As he carved his exquisite Tête on the eve of the Great War, Modigliani dreamed of a “divine temple of beauty.” Illuminated by flickering candles and the light of the full moon in his open-air studio in Montparnasse, this sculpture took centre stage at one mid-summer smoke-and-spirits-infused bacchanalia in honour of the Roman goddess Diana. “The stone heads affected me strangely,” said Augustus John, the British artist who acquired this sculpture from Modigliani in 1912. “For some days afterwards I found myself under the hallucination of meeting people in the street who might have posed for them. Can Modi have discovered a new and secret aspect of ‘reality’?”

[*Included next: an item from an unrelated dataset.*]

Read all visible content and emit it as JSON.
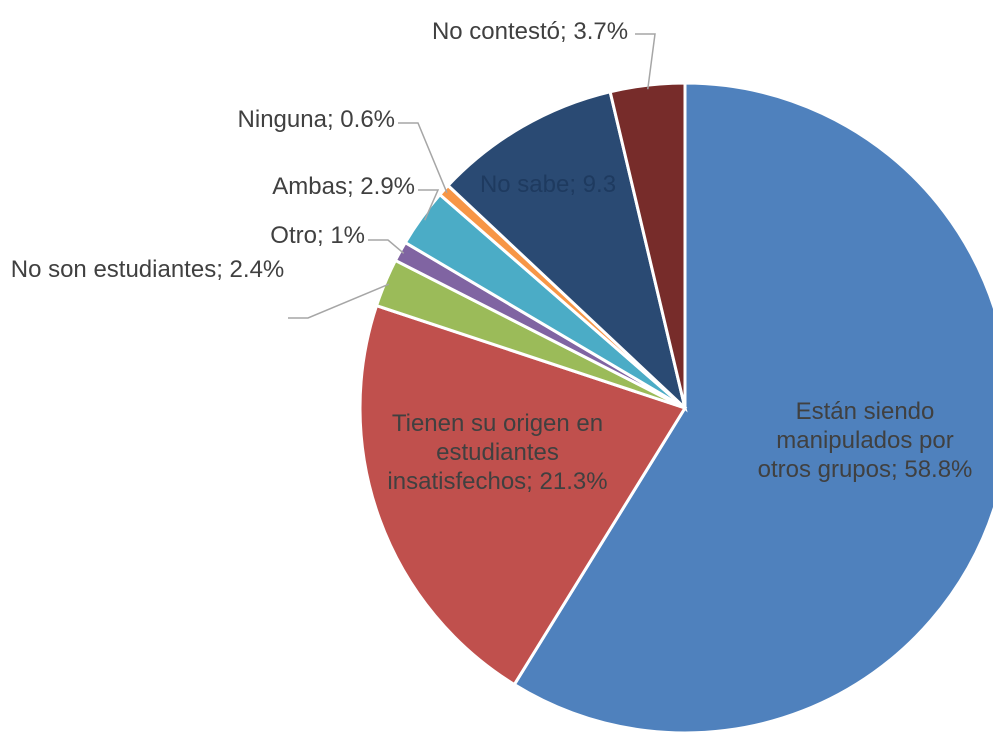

Decades later, Giacometti also had a transcendental moment that would presage a new reality for the postwar world. In 1938, while dreaming of his lover Isabel, the artist was struck by a car next to the gilded bronze statue of Joan of Arc in Paris. He marvelled at the “tinkling pharmacy carts” during a subsequent hospital stay that marked a turning point in Giacometti’s creative vision. Years later, the memory brought an epiphany: the composition of Chariot, fully formed in his conscious mind. “In 1947 I saw the sculpture before me as if already done,” Giacometti would tell his dealer Pierre Matisse, “and in 1950 it was impossible not to realise it, although it was already situated for me in the past.” Chariot came to be recognised as a profound image of healing and hope for the postwar generation. The exceptional cast at Sotheby’s is distinguished by a beautifully painted surface.
Modigliani and Giacometti were steeped in art history, and both artists looked to antiquity for inspiration, especially in Greco-Roman and Egyptian imagery. Like the Sphinx and the great Egyptian divinity figures in the Louvre that Modigliani adored, Tête was carved from limestone. As for Giacometti’s creation, the wheels of Chariot are an interpretation of an Egyptian example that he saw at a museum in Florence, and his figure suggests the bronze cast of a noble Delphic charioteer.

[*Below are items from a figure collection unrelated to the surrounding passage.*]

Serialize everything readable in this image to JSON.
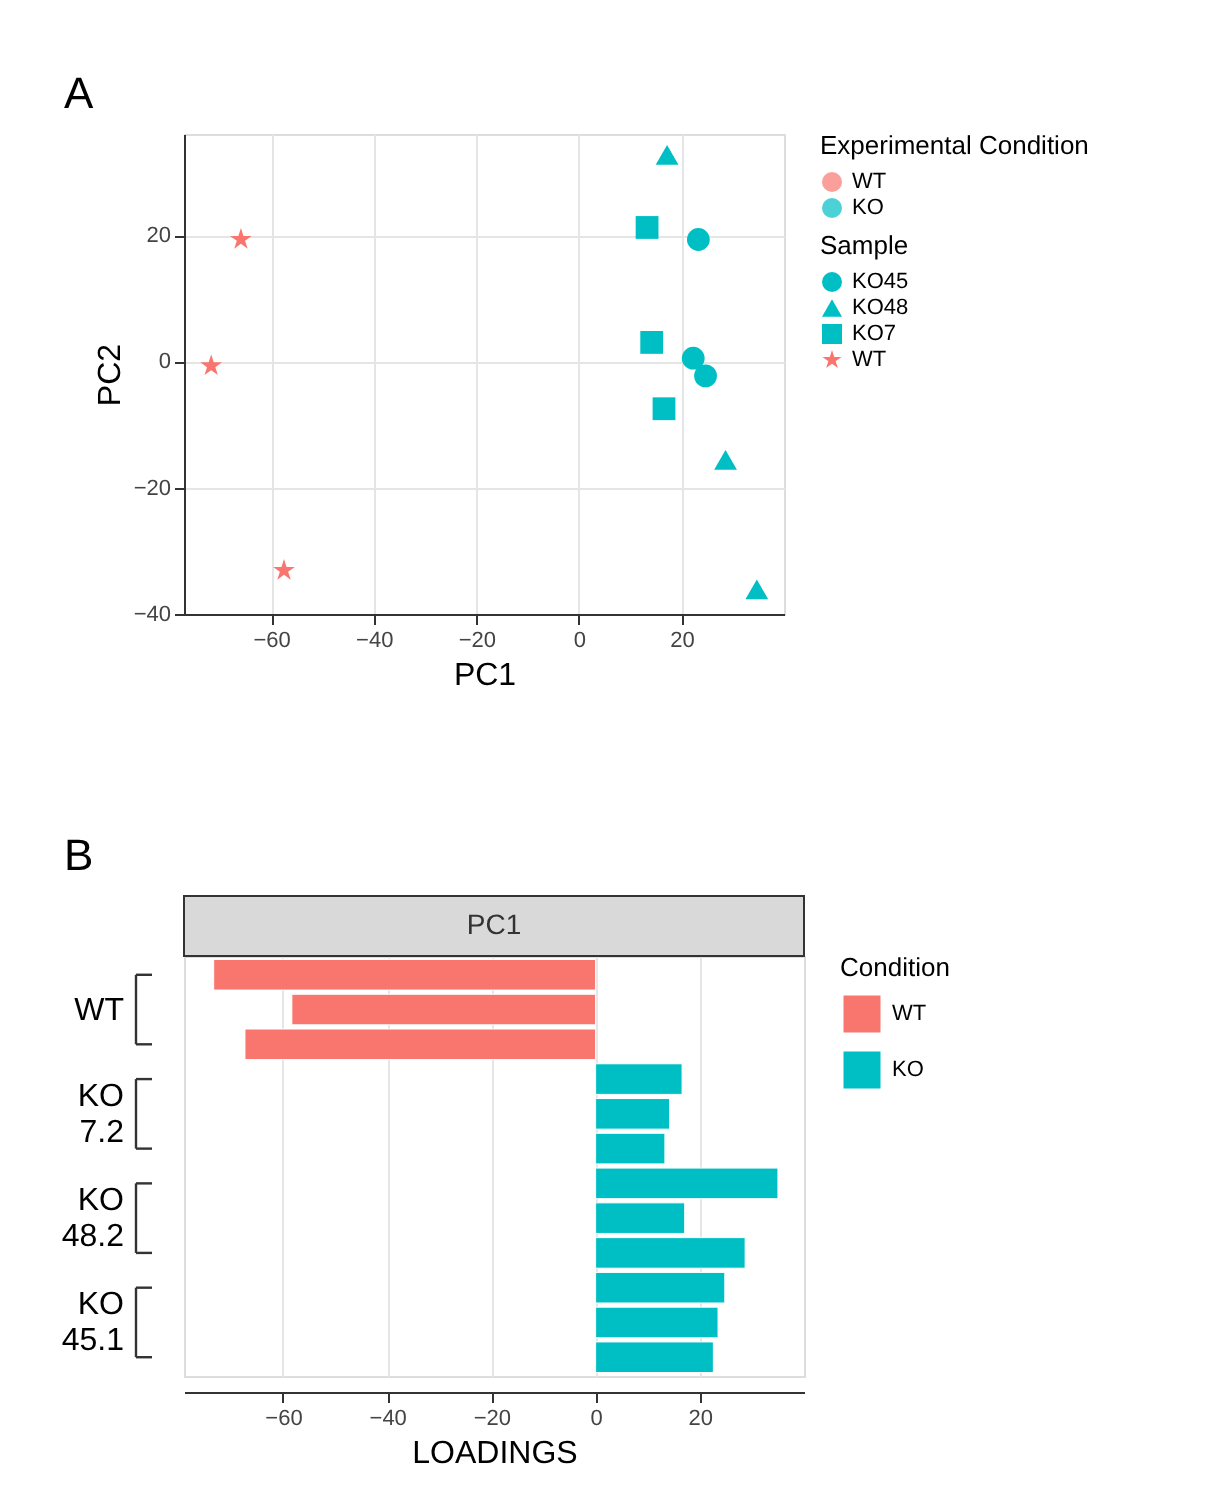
{
  "chart_data": [
    {
      "type": "scatter",
      "xlabel": "PC1",
      "ylabel": "PC2",
      "legend_title": [
        "Experimental Condition",
        "Sample"
      ],
      "annotations": [
        "A",
        "WT",
        "KO"
      ],
      "xlim": [
        -77,
        40
      ],
      "ylim": [
        -40,
        36
      ],
      "xticks": [
        -60,
        -40,
        -20,
        0,
        20
      ],
      "yticks": [
        -40,
        -20,
        0,
        20
      ],
      "grid": true,
      "legend": "right",
      "series": [
        {
          "name": "WT",
          "color": "#f8766d",
          "marker": "star",
          "x": [
            -65.9,
            -71.7,
            -57.5
          ],
          "values": [
            19.3,
            -0.7,
            -33.1
          ]
        },
        {
          "name": "KO45",
          "color": "#00bfc4",
          "marker": "circle",
          "x": [
            23.3,
            22.3,
            24.7
          ],
          "values": [
            19.3,
            0.5,
            -2.3
          ]
        },
        {
          "name": "KO48",
          "color": "#00bfc4",
          "marker": "triangle",
          "x": [
            17.2,
            28.6,
            34.7
          ],
          "values": [
            32.7,
            -15.6,
            -36.1
          ]
        },
        {
          "name": "KO7",
          "color": "#00bfc4",
          "marker": "square",
          "x": [
            13.3,
            14.2,
            16.6
          ],
          "values": [
            21.2,
            3.0,
            -7.5
          ]
        }
      ]
    },
    {
      "type": "bar",
      "orientation": "horizontal",
      "title": "PC1",
      "xlabel": "LOADINGS",
      "legend_title": "Condition",
      "annotations": [
        "B"
      ],
      "xlim": [
        -79,
        40
      ],
      "xticks": [
        -60,
        -40,
        -20,
        0,
        20
      ],
      "grid": true,
      "legend": "right",
      "categories": [
        null,
        "WT",
        null,
        null,
        "KO 7.2",
        null,
        null,
        "KO 48.2",
        null,
        null,
        "KO 45.1",
        null
      ],
      "series": [
        {
          "name": "WT",
          "color": "#f8766d",
          "values": [
            -73.3,
            -58.3,
            -67.3,
            null,
            null,
            null,
            null,
            null,
            null,
            null,
            null,
            null
          ]
        },
        {
          "name": "KO",
          "color": "#00bfc4",
          "values": [
            null,
            null,
            null,
            16.6,
            14.2,
            13.3,
            35.0,
            17.1,
            28.7,
            24.8,
            23.5,
            22.6
          ]
        }
      ]
    }
  ]
}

The works reflect the divergent courses of 20th-century sculpture – each artist’s approach could not have been more different. Modigliani’s Tête is the ultimate product of reduction. The form is carved from a single block of stone in an attempt to liberate his composition from within, much the way Michelangelo carved his marble Slaves. Giacometti’s Chariot, on the other hand, is the consolidation of an idea and its gradual accumulation into form by the process of modelling in clay. Despite his contrasting approach, Giacometti could not have had more respect for the example of his predecessor. Nearly half a century after Tête was created, Giacometti claimed that “Modigliani was the last great Promethean hero,” evoking a comparison with the mythological anti-establishment Titan, who defied the orthodoxy of Zeus and the gods of Mount Olympus. Giacometti would of course take his place alongside Modigliani as a Titan of modern art, and ultimately the two works share a quality that is true of only the greatest sculptures: they possess a magic that profoundly alters how we see the world.
Elizabeth Gorayeb is Senior Vice President and Senior Specialist in the Impressionist & Modern Art department at Sotheby’s New York.